The incredible, if not fortunate Juan José Padilla…
There was a brief respite today with the weather in Madrid as it rained. I’m not sure I recall ever seeing rain here. It meant that the temperature dropped to the very comfortable mid-70’s. No such comfort for the crew who were loading in after another long overnighter and the dust bowl that is the Malaga bullring. Our regular late Spanish departure from Madrid meant we arrived at the venue at around 7:30. Tonight’s show was scheduled for 10:30pm. The latest yet. We were all looking forward to seeing Chris Ortiz who is our promoter for the next two shows, but also Vicente Amigo who along with his son and a couple of friends was coming to the show tonight.
The first stop for the band was of course catering and I asked Georgie what I was going to have and she pointed without hesitation at the Calimari and Shrimp Squid Ink Pasta with white wine and cream sauce. Chris pulled me to one side so I could see him whip up this little bowl of heaven. It took all of two minutes before he handed me the dish. It was utter bliss. The Touring Cookbook has definitely been well received by the crew and band and it seems everyone is looking forward to trying out a few of the recipes at home after the tour.
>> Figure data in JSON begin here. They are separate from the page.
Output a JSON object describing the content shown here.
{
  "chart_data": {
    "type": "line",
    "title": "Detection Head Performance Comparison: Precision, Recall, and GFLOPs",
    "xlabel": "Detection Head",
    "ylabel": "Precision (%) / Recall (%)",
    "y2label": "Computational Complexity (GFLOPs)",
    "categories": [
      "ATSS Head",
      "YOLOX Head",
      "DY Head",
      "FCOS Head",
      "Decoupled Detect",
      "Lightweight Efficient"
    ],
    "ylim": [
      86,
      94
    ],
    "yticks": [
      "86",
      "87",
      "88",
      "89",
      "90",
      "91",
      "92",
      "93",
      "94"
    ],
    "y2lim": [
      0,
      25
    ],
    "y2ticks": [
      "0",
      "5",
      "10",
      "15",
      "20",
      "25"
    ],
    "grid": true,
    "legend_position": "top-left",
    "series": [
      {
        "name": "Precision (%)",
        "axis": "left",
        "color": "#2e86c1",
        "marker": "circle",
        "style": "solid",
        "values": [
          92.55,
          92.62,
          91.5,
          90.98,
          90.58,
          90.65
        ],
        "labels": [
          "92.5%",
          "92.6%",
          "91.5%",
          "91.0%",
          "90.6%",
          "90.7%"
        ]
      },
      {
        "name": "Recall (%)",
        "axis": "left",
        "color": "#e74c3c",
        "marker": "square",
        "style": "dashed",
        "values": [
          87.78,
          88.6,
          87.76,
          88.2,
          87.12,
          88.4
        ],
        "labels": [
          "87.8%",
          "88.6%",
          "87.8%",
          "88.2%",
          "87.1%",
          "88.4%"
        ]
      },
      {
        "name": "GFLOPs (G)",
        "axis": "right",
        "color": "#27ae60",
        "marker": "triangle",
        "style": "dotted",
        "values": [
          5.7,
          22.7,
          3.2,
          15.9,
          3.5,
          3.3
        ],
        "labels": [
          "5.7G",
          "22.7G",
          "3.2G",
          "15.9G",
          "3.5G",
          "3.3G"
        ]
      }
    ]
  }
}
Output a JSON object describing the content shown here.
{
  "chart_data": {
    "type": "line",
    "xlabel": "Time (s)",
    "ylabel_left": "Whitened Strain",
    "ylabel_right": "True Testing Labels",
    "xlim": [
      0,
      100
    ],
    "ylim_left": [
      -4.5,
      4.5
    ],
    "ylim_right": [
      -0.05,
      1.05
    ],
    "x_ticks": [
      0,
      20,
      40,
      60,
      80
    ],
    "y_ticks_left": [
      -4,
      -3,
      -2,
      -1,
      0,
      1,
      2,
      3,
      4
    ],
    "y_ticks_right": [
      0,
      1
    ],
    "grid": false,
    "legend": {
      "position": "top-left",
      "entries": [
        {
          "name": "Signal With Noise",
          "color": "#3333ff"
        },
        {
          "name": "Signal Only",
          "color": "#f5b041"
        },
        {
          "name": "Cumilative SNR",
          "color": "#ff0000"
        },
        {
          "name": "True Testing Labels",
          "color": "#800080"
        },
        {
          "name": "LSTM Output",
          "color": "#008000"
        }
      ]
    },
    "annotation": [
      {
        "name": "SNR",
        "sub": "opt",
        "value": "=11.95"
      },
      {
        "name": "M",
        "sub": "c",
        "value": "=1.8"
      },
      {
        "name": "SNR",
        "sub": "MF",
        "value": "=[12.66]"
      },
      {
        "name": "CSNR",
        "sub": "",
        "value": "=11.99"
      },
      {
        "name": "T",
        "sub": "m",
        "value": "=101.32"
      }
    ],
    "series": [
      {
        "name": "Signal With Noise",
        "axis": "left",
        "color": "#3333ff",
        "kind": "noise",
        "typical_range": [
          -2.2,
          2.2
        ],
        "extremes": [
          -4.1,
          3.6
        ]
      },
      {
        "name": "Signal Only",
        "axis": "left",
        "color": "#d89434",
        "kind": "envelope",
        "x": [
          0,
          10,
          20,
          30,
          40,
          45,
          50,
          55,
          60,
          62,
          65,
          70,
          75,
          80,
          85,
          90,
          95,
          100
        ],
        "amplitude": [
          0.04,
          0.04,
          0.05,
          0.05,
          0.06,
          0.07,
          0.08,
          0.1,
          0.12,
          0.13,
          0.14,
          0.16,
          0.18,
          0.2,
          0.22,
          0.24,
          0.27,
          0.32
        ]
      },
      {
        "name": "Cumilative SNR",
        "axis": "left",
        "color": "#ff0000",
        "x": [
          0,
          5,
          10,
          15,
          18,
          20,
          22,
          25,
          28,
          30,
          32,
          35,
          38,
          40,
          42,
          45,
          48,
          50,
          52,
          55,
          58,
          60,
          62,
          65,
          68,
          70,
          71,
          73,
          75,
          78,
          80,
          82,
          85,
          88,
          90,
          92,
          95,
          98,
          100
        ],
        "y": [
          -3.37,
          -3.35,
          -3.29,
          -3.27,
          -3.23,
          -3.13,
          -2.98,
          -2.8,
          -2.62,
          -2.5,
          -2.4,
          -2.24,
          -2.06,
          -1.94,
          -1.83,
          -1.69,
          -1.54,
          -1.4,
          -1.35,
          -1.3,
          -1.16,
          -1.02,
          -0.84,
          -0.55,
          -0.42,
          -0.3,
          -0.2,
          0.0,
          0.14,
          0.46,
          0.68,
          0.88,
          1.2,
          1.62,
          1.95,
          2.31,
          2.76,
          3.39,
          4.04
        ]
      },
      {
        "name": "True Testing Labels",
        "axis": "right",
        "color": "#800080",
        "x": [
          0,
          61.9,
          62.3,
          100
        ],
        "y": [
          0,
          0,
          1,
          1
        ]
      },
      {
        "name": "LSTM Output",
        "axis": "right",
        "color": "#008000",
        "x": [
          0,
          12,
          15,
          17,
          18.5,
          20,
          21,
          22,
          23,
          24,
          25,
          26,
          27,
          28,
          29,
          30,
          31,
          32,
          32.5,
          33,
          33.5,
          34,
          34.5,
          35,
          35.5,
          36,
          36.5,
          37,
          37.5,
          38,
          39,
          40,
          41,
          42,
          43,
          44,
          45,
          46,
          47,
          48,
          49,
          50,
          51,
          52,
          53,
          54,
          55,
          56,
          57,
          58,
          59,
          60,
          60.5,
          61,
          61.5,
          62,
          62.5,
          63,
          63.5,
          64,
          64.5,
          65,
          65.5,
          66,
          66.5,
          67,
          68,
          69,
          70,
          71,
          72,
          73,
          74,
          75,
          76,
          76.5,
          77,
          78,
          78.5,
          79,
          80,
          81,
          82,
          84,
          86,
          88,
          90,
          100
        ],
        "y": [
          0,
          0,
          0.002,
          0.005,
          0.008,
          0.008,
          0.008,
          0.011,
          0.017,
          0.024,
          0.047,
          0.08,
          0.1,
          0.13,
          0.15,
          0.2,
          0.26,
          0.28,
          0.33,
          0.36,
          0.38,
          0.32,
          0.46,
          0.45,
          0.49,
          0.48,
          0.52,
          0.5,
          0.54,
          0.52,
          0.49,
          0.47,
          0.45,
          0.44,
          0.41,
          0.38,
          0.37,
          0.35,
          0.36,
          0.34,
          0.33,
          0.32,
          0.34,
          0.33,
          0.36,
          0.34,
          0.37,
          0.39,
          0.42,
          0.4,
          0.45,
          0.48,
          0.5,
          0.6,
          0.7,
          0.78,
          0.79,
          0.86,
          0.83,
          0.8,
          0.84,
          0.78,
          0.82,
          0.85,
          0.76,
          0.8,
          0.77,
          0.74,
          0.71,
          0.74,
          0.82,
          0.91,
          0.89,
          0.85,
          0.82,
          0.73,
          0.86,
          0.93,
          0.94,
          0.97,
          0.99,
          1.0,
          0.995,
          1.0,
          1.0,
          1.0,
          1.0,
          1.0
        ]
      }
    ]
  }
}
Once I’d polished that off I headed outside and bumped into Vicente who was just arriving. Muchos abrazos. It was so great to see him. He bought along with him a guitar which he handed to Mark, as a gift. Mark was
as you might understand, overwhelmed. Vicente had commissioned four guitars to be made by a new luthier in Mexico and this was no.3. The luthier who made Vicente’s original guitar has retired from building but had told Vicente that this guy in Mexico was the best and the only luthier who should be building these guitars. It’s a beautiful instrument.
Pretty soon, showtime was upon us and the crowd had completely filled the bullring and were, as is always the case here in Spain, excitable. We took to the stage at 10:30pm exactly to an almighty roar and huge clouds of dust kicked up by the standing crowd and blown around the arena by the sea breeze which still had some punch. With the wind gusts audible on the vocal microphones we hammered our way through an incredible set which seemed to be utterly relished by this 9,000 strong Malaga crowd. A truly incredible experience that matched anything the band did in the days of DS in the 80’s and 90’s, the current line-up notched up show number 68 of the tour and it was as fresh in every way as the very first. What a band this is.
Our runner was slightly awkward as the roads around these bullrings can often be narrow and with about a million waiting taxi’s, semi-blocking our way the exit was painfully slow, then there were the traffic lights. It seemed like we waited an age at three sets before getting more than 30 yards from the building. Inevitably, we were spotted by a few exuberant fans who tried their hardest to coax us into signing autographs, with 9,000 people pouring out of the bullring, it was suddenly dangerous to remain stationary. With the help of a few quick thinking security guys from the venue and promoter, we were away and on our way back to the airport for the return trip to Madrid.
A day off tomorrow, the final one of this incredible tour and I could think of few better cities in which to spend it.